FTC v. Actavis was one of the most important antitrust cases of the modern era. In one fell swoop, the Supreme Court ensconced antitrust’s role in analyzing settlements by which brand firms pay generics to delay entering the market. The Court underscored the harms presented by large and unjustified payments and rejected some of the prized justifications that settling parties had previously offered.
Since Actavis, the lower courts have begun to flesh out the antitrust analysis of drug patent settlements. In particular, the federal appellate courts have held that “payment” extends beyond cash to noncash forms of consideration and have liberally interpreted the pleading requirements for noncash conveyances.

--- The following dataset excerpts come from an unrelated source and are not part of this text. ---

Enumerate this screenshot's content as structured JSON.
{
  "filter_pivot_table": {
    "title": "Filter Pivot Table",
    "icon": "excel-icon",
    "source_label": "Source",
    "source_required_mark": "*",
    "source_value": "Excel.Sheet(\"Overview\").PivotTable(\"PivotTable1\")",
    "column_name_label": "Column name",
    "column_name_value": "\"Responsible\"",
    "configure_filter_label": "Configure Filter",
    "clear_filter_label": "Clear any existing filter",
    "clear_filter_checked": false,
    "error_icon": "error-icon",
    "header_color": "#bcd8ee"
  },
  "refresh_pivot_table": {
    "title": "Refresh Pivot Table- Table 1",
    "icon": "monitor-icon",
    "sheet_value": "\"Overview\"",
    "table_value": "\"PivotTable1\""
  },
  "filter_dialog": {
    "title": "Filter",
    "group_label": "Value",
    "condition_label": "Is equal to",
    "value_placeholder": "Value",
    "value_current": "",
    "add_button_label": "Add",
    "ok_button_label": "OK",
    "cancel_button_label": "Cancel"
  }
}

A recent opinion, however, threatens the orderly development of the post-Actavis caselaw. In analyzing plaintiffs’ claim of antitrust injury in In re Wellbutrin XL Antitrust Litigation, a Third Circuit panel mistook itself for the Supreme Court. The plaintiffs had alleged that the generic would have entered the market earlier if not for the settlement, but the Third Circuit found that they could not make such a showing because they did not definitively prove that the patent was invalid or not infringed. The panel only reached this conclusion, however, by studiously ignoring the evidence of a large and unjustified payment that the Supreme Court had indicated was a surrogate for the patent’s weakness and accepting a defense based on avoiding risk that the Supreme Court had rejected.
This Essay first provides a background on pharmaceutical patent settlements. It then discusses the Actavis and Wellbutrin cases. Finally, it shows how the Third Circuit panel issued a ruling that was based on inappropriate assumptions and is inconsistent with Supreme Court caselaw, Third Circuit precedent, and relevant regulatory policies.